「漫画で読む長崎キリシタン史 夢日記」~西岡由香著
「長崎と天草地方の潜伏キリシタン関連遺産」が「世界文化登録遺産」になる感じで、教会の写真集とか、教会、キリシタンに関する本が随分増えてきたような気がします。
上の本は、平戸、橫瀨浦、島原半島、有馬、大村、外海、長崎等の歴史、ポイントなどを描きながら、フロイス、天正遣欧使節、有馬晴信、セミナリオ、中浦ジュリアン、島原の乱、ヴァリニアーノの事に触れ、漫画とはいえ要領よくまとめてあります。入門書としては適当かなと思いました。著者をみると、長崎大学非常勤講師になっており、参考図書などみると、よく調べた事が納得できます。多少、ロマンチックかなと思うところもありますが・・・読んで損はありません。
さて、以下は、思いつくままの私見になりますが。
島原半島では、原城のみが候補地になっていますが、上の本を読めば分かるとおり、口之津、日野江城(日之枝城)が、キリシタンの歴史としては重要なポイントになるのですが、「文化遺産」は多分「物」、特に目立った「物」が無いと候補地にはならないようで、口之津にはこれといった遺産もなく、日野江城にいたっては、各ブログを読んでいると「何も無かった」とよく書いてありますが、キリシタンについては、「点」でなく「ストーリー」として見なければ本当の理解はできないと思うのですが・・・・
なお、遠藤周作さんの「日本紀行『埋もれた古城』と『切支丹の里』」を読むと、久しぶりに訪れた島原半島の俗化を嘆きつつ、特に原城については以下の通り書いています。

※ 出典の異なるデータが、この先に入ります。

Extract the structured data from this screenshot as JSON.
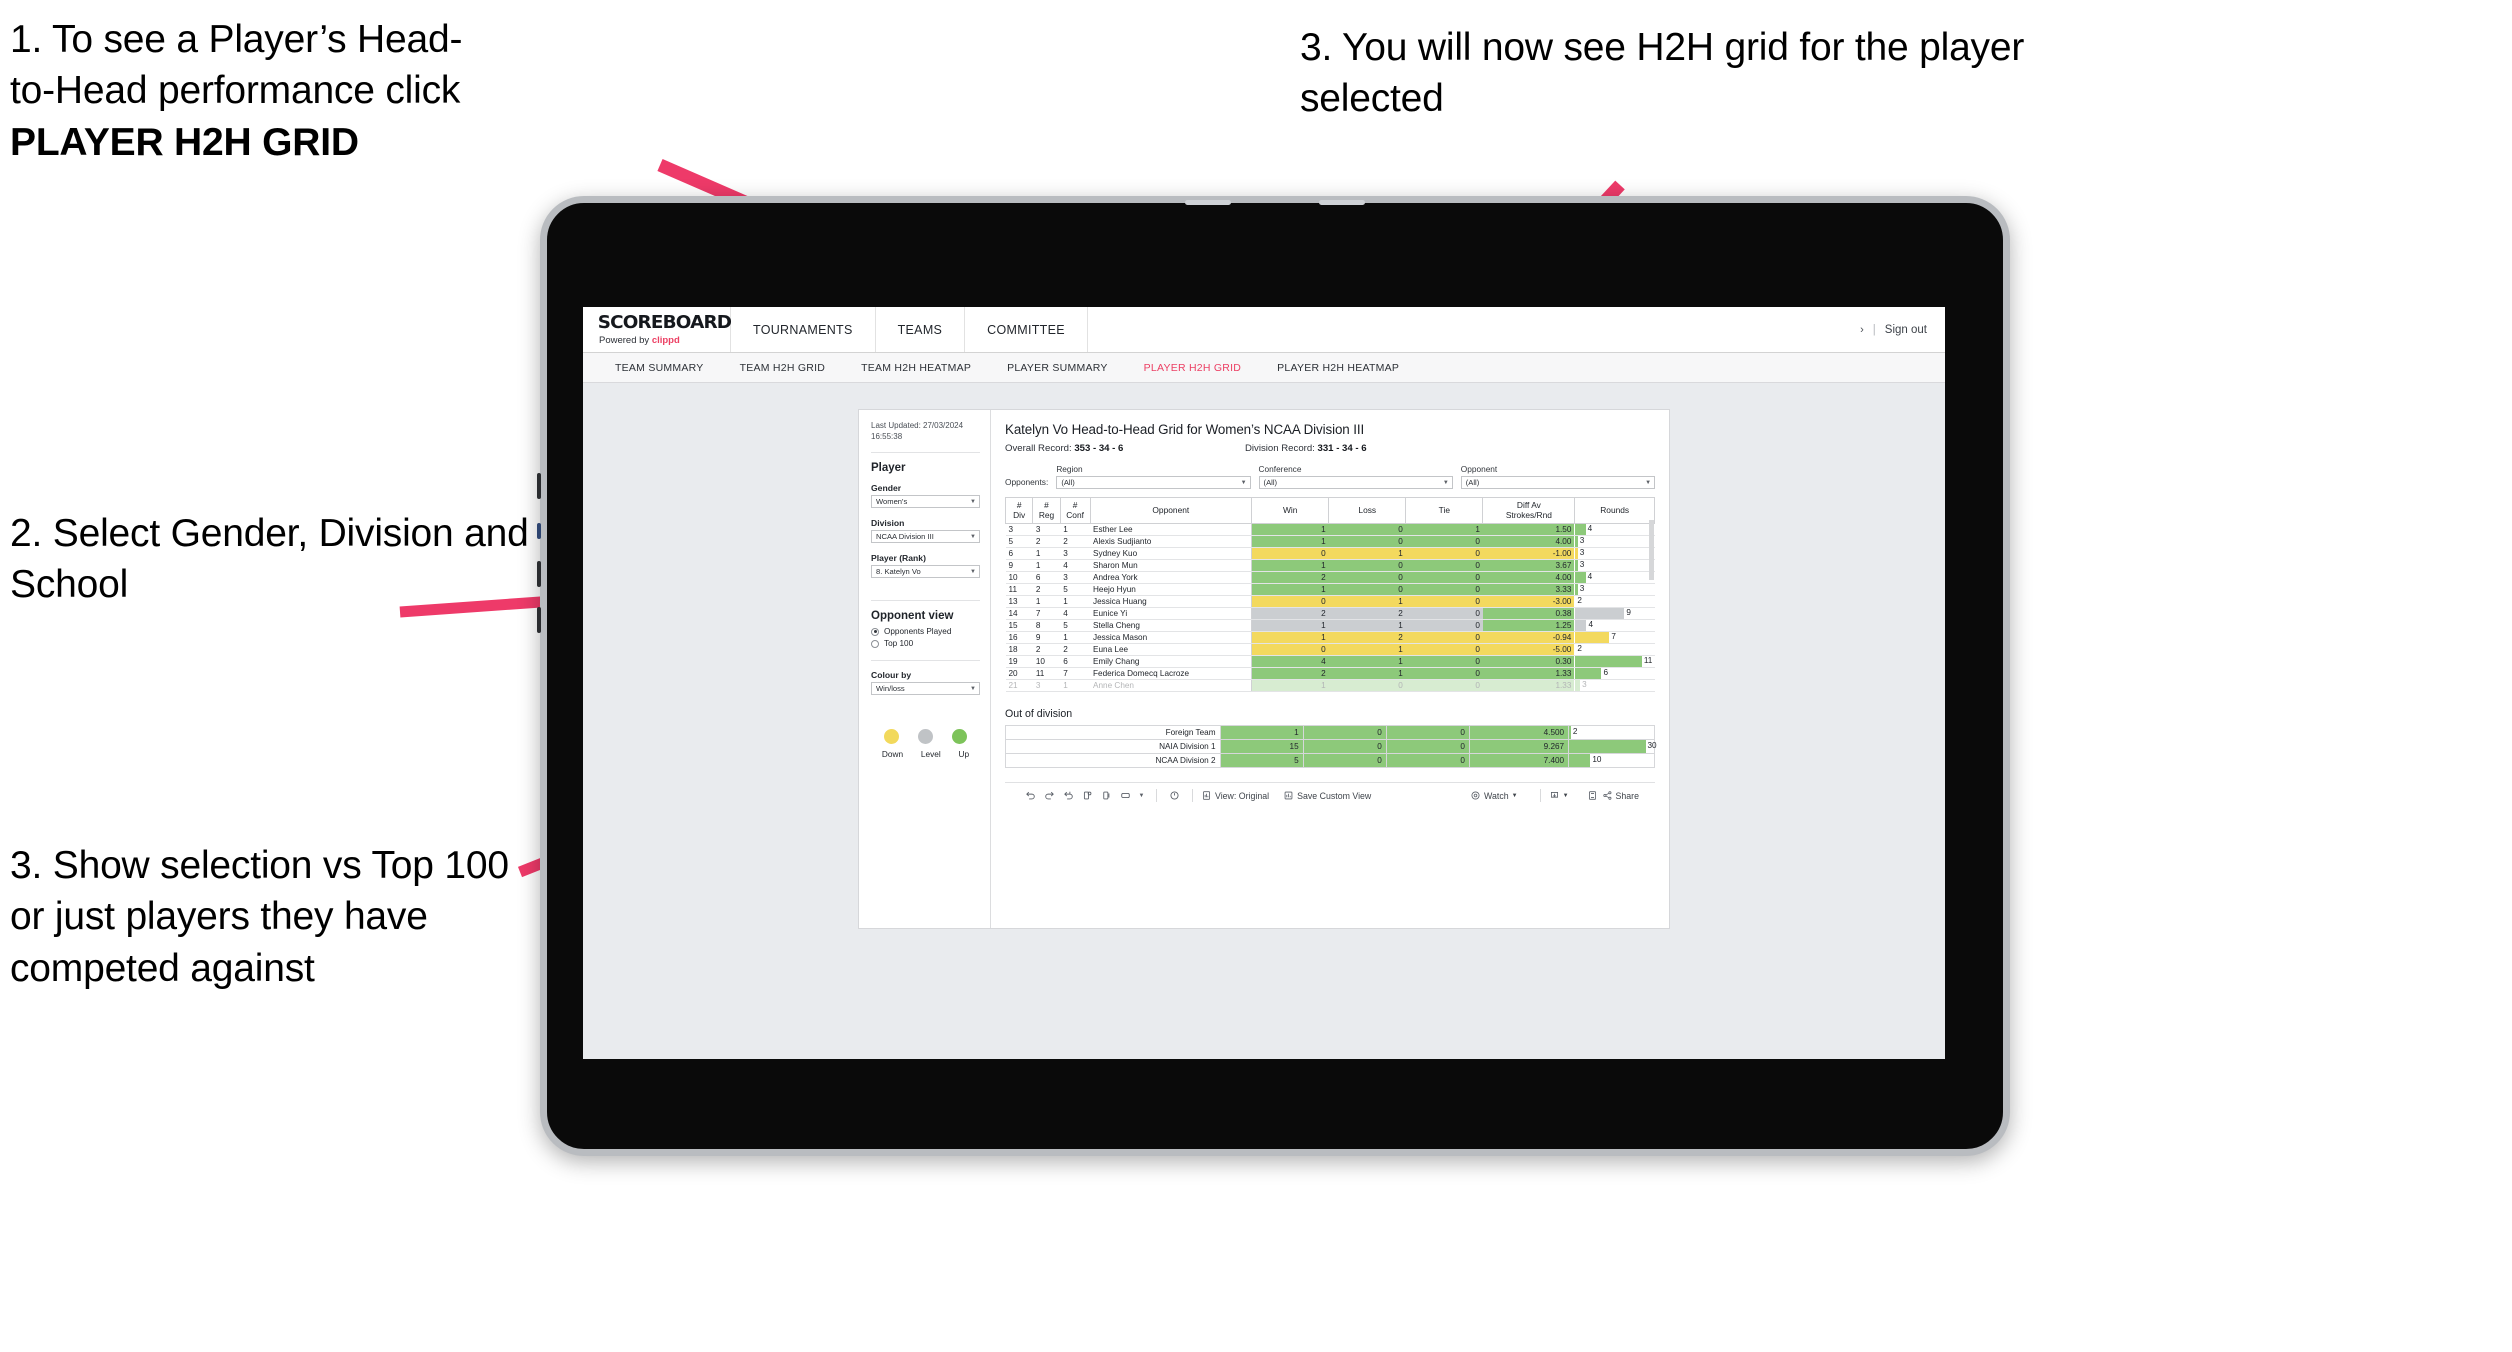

昔日のいかにも原城らしい荒涼とした風景が俗悪な十字架やアスファルトによる公園化で、すっかりこわされているのだ、話をきくと国体があった時、ここにお偉い方がこられるので、城の道もアスファルトにしたのだという。いい加減にしろという気持ちである。こういうものの保存の仕方に市や県庁の連中だけの趣味にふりまわされてはたまらない。・・・・
ということで、世界文化遺産登録になったら、どう整備をするのかですね。
なお、原城も漠然と行っただけでは、なにがなにやらで、単なる「観光」、という感じになると思います。現在、原城にはワンコインのガイドさんがいて、説明をしてくれます。
数年前、本丸で簡単な調査をしておりましたが、良く見ると「白骨」と「弾」が出てきており、観光に来た皆さんの足下にも、まだ乱に参加されたされた方の白骨が埋もれているかもしれません。行かれた折には、是非ガイドさんの話を聞きながら、「観光気分」では無く、敬虔な気持ちをもって、見学を。
先日の新聞に「神聖な教会 観光地化に疑問」という投稿も載っておりました。また、「軍艦島(端島)」も世界遺産登録になりましたが、考えれば、閉山して数十年、そのまま、ほっぱらかしにありましたが、廃墟ブームとともに見直され、世界遺産登録になったわけで、長崎市も修復等、今後どうするか、悩んでいるようすです。
長崎は産業が少なく、観光に頼ら無ければならないのですが、遺産登録後の問題をどうするか、本当に生かす方法を考える必要があるのですが、各市のトップの話を聞いていると、何となく観光客が集まれば、という感じをうけます。
さて、もう一つ、実は私は反キリシタンです。このことは、世界的にキリシタン史の歴史を見れば分かることなのですが、これはいずれ取り上げます。